Heretics all, whoever you be, In Tarbes or Nimes, or over the sea, You never shall have good words from me. _Caritas non conturbat me._

If you ask me why I put a Latin line at the end, it was because I had to show that it was a song connected with the Universal Fountain and with European culture, and with all that Heresy combats. I sang it to a lively hymn-tune that I had invented for the occasion.

I then thought what a fine fellow I was, and how pleasant were my friends when I agreed with them. I made up this second verse, which I sang even more loudly than the first; and the forest grew deeper, sending back echoes -

But Catholic men that live upon wine Are deep in the water, and frank, and fine; Wherever I travel I find it so, _Benedicamus Domino._

There is no doubt, however, that if one is really doing a catholic work, and expressing one's attitude to the world, charity, pity, and a great sense of fear should possess one, or, at least, appear.
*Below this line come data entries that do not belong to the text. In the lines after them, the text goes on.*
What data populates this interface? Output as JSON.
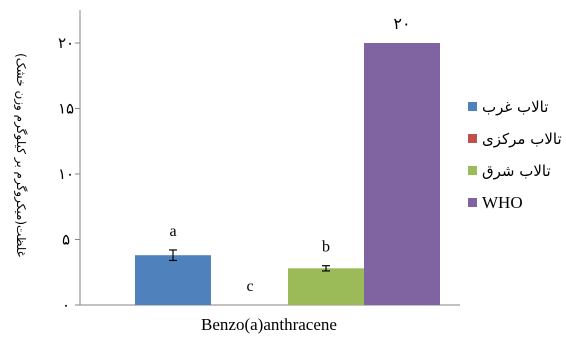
{
  "chart_data": {
    "type": "bar",
    "categories": [
      "Benzo(a)anthracene"
    ],
    "series": [
      {
        "name": "تالاب غرب",
        "values": [
          3.8
        ],
        "error": [
          0.4
        ],
        "annotation": "a",
        "color": "#4F81BD"
      },
      {
        "name": "تالاب مرکزی",
        "values": [
          0
        ],
        "error": [
          0
        ],
        "annotation": "c",
        "color": "#C0504D"
      },
      {
        "name": "تالاب شرق",
        "values": [
          2.8
        ],
        "error": [
          0.2
        ],
        "annotation": "b",
        "color": "#9BBB59"
      },
      {
        "name": "WHO",
        "values": [
          20
        ],
        "error": [
          0
        ],
        "annotation": "۲۰",
        "color": "#8064A2"
      }
    ],
    "ylabel": "غلظت(میکروگرم بر کیلوگرم وزن خشک)",
    "xlabel": "",
    "ylim": [
      0,
      24
    ],
    "yticks": [
      0,
      5,
      10,
      15,
      20
    ],
    "ytick_labels": [
      "۰",
      "۵",
      "۱۰",
      "۱۵",
      "۲۰"
    ],
    "grid": false,
    "legend_position": "right"
  }
}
So I made up this third verse and sang it to suit -

On childing women that are forlorn, And men that sweat in nothing but scorn: That is on all that ever were born, _Miserere Domine._

Then, as everything ends in death, and as that is just what Heretics least like to be reminded of, I ended thus -

To my poor self on my deathbed, And all my dear companions dead, Because of the love that I bore them, _Dona Eis Requiem._

I say 'I ended.' But I did not really end there, for I also wrote in the spirit of the rest a verse of Mea Culpa and Confession of Sin, but I shall not print it here.

So my song over and the woods now left behind, I passed up a dusty piece of road into Moutier, a detestable town, all whitewashed and orderly, down under the hills.

I was tired, for the sun was now long risen and somewhat warm, and I had walked ten miles, and that over a high ridge; and I had written a canticle and sung it - - and all that without a sup or a bite. I therefore took bread, coffee, and soup in Moutier, and then going a little way out of the town I crossed a stream off the road, climbed a knoll, and, lying under a tree, I slept.

I awoke and took the road.

The road after Moutier was not a thing for lyrics; it stirred me in no way. It was bare in the sunlight, had fields on either side; and in the fields stood houses. In the houses were articulately-speaking mortal men.

There is a school of Poets (I cannot read them myself) who treat of common things, and their admirers tell us that these men raise the things of everyday life to the plane of the supernatural. Note that phrase, for it is a shaft of light through a cloud revealing their disgusting minds.

Everyday life! As _La Croix_ said in a famous leading article: _'La Presse?'_ POOH!' I know that everyday life. It goes with sandals and pictures of lean ugly people all just like one another in browny photographs on the wall, and these pictures are called, one 'The House of Life', or another, 'The Place Beautiful', or yet again a third, 'The Lamp of the Valley', and when you complain and shift about uneasily before these pictures, the scrub-minded and dusty-souled owners of them tell you that of course in photographs you lose the marvellous colour of the original.